Confieso que me he estoy convirtiendo en un viejo rancio, vetusco y yayo. Al menos eso dicen mis hijos, las canas que se asoman por mis patillas y mi cada vez más visible panza de chelero.
Ni modo. Es la ley de la vida. Llegas a los cuarentas y el reloj te avisa segundo a segundo que la vida se consume y que más te vale empezar a resolver tus pendientes y a pagar una que otra deuda.
Atrás van quedando viejas rutinas que solías tener cuando tus piernas eran fuertes y las obligaciones domésticas menores. Pedalear la bicla y jugar con tu equipo de fut todos los domingos lo era todo. O casi todo.
Creo que empecé a envejecer con Harry Potter. Yo era un aficionado neto del cine. Disfrutaba de las películas de casi todos los géneros. Veía cine gabacho, mexicano, europeo y hasta ruso. Me cae. Y lo disfrutaba. Pero cuando tuve que cumplir con la obligación paterna de asistir al cine para ver las aventuras del Potter, empezaba a bostezar cada que una enorme serpiente se lo quería tragar o algo parecido. Pinche maguito. Pinche vejez.
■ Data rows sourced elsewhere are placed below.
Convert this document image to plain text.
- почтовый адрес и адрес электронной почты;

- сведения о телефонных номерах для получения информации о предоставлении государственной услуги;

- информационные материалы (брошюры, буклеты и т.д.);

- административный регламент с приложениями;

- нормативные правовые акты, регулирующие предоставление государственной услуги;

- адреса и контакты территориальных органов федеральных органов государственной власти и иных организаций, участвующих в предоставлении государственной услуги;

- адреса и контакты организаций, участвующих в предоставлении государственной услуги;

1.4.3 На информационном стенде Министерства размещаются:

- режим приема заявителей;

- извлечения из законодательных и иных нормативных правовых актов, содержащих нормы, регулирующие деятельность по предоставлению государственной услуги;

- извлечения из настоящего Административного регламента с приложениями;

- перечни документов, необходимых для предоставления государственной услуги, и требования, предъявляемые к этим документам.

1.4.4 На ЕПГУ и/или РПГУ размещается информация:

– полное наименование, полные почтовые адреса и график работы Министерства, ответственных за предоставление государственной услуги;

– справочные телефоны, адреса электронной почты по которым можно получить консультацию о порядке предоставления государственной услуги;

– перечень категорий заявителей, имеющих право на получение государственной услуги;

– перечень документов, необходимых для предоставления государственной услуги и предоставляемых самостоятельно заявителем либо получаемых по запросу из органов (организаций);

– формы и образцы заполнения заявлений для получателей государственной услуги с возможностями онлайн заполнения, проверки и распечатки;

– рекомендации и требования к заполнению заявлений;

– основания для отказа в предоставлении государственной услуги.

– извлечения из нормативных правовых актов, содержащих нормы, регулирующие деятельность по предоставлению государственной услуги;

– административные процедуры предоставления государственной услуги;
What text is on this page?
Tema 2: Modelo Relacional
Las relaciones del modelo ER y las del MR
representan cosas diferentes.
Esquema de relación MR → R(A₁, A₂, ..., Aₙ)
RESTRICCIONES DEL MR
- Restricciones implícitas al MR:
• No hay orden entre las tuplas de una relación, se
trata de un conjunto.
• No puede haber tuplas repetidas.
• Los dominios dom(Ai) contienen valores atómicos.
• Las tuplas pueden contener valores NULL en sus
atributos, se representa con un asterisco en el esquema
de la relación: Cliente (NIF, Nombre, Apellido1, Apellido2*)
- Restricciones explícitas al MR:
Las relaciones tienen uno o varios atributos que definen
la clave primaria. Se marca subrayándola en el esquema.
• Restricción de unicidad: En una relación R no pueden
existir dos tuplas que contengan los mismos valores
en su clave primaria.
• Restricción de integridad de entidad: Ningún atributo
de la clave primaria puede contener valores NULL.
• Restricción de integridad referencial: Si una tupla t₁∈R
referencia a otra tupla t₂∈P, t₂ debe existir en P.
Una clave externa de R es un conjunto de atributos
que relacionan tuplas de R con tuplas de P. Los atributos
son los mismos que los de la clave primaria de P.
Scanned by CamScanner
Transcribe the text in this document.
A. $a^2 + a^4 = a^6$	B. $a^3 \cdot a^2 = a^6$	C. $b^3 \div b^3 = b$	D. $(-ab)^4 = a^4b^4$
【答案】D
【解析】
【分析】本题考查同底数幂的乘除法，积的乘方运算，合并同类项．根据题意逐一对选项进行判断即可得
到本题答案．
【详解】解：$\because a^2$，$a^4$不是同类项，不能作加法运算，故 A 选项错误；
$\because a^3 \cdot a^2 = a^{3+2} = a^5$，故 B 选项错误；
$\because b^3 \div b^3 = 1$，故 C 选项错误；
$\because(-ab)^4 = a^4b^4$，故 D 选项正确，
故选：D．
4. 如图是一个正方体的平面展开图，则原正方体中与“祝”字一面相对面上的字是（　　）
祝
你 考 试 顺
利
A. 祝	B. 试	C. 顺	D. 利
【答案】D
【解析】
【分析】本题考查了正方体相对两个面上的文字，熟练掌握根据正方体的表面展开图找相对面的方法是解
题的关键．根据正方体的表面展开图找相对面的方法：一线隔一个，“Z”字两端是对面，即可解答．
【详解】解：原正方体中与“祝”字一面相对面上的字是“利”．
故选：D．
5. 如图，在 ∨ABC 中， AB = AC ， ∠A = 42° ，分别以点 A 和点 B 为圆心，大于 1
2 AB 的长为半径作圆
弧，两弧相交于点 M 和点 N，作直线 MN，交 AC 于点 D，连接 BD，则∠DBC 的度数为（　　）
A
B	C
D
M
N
Lo peor es que hoy ya no voy al cine ni por accidente. Y pateo una pelota de vez en cuando y con señores que se hacen llamar “veteranos”.
Y ni hablar de la música. Del rock. Ahí sí soy un abuelo. Coldplay, Artic Monkeys y Arcade Fire ni cosquillas me hacen.
Me quedé suspendido en otro tiempo donde las guitarras y los tambores se mezclaban con la furia, la rebeldía y la pasión. Había carnita en cada nota musical. Hoy veo muchos pantalones rotos de boutique. Sí, ya sé que soy un viejo rancio.
Pero como me rehúso a envejecer así como así, como una vil caricatura del Tata, confieso que le declararé la guerra al destino. No, no voy a comprar la saga de Harry ni ponerme a dieta. Tampoco me voy a comprar un Ma Evans para teñirme las canas.
En lugar de ello, sacaré mis viejos discos del Pink Floyd para echar a volar mis cerdos y después me beberé una cerveza para que, sentado en mi sillón de centro, cuente los segundos y los minutos, impacientemente, en espera del súper domingo.